Neste cenário, segundo o mediador de Roma, a Renamo ficou "um movimento descamisado", com os seus homens em casa e que "Guebuza não aceitou", numa política que classifica de "astúcia e contemporização" até que a oposição "começou a perguntar? Que brincadeira é esta?'".
De acordo com o religioso moçambicano, os graves confrontos em 2013 em Maringué, no norte de província de Sofala, foram provocados por homens que deviam estar nas forças de defesa e segurança "mas retirados de lá" e que Jaime Gonçalves situa como um marco do reinício da violência política no país.
"Não se pode perceber a dificuldade do diálogo, não se pode entender este problema sem Maringué", observou.

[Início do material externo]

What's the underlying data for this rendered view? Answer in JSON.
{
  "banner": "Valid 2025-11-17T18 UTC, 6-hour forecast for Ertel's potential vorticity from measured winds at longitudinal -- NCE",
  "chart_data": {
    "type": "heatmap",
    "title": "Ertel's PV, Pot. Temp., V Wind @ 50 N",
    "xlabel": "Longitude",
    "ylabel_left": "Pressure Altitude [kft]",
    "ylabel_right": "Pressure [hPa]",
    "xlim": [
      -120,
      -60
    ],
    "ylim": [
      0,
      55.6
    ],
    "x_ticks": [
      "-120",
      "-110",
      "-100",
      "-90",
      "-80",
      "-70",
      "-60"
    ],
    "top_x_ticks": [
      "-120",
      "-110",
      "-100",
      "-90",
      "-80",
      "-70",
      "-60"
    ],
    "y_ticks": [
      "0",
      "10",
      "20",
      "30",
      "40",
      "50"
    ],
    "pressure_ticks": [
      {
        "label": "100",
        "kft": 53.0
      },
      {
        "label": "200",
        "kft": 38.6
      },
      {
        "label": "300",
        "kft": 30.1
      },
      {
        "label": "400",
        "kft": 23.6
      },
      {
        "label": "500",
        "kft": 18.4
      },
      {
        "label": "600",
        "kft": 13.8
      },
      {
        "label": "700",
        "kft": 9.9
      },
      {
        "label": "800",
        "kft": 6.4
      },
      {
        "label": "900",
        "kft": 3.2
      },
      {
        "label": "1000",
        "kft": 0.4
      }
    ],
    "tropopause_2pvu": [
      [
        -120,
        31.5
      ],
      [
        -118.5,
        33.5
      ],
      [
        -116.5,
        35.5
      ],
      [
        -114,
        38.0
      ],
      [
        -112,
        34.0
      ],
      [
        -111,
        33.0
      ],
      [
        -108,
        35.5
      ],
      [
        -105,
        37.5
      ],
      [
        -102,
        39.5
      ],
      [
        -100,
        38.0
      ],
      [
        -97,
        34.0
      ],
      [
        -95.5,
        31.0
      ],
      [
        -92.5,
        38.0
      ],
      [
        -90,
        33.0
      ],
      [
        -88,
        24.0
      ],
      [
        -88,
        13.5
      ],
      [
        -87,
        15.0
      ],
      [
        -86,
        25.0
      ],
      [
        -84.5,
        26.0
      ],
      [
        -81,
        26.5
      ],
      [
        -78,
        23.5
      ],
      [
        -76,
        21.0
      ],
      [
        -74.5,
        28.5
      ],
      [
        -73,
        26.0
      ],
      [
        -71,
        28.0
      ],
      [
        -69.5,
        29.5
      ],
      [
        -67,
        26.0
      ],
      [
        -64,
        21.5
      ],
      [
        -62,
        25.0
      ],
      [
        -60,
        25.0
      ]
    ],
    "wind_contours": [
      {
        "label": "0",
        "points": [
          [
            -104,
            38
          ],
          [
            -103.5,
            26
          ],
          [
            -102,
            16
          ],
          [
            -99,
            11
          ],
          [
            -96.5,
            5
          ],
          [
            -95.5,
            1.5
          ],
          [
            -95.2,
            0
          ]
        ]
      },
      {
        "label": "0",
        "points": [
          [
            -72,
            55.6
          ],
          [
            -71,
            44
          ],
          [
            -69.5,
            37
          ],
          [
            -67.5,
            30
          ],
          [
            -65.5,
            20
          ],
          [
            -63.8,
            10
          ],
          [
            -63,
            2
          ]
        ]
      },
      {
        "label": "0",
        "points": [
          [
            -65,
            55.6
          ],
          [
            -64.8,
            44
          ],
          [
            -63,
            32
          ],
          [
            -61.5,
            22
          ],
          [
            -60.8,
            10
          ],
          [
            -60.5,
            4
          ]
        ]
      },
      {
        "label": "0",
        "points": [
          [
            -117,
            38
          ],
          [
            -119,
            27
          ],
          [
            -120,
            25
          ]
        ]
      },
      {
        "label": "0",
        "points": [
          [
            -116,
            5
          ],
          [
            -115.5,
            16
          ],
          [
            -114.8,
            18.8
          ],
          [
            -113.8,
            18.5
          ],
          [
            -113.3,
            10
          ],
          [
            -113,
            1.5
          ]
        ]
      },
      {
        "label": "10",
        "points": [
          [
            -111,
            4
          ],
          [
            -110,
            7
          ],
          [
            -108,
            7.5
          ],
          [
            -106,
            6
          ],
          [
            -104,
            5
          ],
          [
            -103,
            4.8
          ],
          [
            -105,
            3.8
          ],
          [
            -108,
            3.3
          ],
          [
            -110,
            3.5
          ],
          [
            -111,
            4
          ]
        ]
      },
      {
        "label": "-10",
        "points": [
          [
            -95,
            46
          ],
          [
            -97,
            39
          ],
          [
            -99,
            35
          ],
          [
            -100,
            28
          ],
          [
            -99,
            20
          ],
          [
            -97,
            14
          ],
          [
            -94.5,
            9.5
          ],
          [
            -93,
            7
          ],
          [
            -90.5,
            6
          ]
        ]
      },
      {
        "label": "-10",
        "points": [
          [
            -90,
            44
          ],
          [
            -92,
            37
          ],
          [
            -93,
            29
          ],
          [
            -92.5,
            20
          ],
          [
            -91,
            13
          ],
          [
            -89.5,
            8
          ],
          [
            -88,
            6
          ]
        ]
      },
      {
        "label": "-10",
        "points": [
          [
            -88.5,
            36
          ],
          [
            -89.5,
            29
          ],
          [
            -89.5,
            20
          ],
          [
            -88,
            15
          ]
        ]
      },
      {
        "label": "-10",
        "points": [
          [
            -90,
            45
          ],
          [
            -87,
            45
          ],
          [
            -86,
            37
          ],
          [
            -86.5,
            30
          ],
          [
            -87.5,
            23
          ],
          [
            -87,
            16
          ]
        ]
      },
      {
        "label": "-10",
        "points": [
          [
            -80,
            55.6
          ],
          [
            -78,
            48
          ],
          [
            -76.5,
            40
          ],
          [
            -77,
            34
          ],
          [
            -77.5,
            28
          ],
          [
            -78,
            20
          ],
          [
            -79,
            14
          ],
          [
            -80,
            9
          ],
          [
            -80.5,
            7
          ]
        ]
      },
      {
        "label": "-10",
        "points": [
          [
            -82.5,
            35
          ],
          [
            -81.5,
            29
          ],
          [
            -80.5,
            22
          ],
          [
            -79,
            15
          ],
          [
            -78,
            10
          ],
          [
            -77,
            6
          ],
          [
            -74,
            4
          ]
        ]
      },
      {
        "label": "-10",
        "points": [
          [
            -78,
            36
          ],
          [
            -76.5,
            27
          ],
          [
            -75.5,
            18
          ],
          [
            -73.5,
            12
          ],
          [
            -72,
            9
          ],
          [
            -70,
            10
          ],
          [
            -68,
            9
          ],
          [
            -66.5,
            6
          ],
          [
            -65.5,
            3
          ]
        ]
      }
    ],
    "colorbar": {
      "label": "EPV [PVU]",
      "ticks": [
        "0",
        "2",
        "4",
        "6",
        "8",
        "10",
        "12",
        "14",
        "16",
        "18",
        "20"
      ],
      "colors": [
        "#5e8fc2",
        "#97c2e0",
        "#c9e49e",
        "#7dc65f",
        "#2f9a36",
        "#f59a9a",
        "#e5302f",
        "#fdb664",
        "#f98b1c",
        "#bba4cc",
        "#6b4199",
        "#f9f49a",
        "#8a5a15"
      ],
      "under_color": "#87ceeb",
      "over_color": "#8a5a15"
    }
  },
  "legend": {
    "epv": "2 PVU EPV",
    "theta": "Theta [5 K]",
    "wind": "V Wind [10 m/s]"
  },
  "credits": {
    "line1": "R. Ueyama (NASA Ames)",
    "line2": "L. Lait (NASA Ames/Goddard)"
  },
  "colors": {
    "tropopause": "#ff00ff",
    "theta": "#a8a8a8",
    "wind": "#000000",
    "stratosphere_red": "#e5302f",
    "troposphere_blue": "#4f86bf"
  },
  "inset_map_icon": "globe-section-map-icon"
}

Para antigo mediador, os acontecimentos recentes deixam claro que "o Acordo Geral de Paz não está a ser praticado pela Frelimo" e que os incidentes envolvendo Afonso Dhlakama são a demonstração de que prevalece uma linha dura no partido no poder e o objectivo de eliminar o líder da oposição.
"Para mim foi uma humilhação terrível o Presidente da República [Filipe Nyusi], o mais alto magistrado da nação, ir a Angola aprender como mataram Savimbi", disse ainda o autor do livro "A Paz dos Moçambicanos".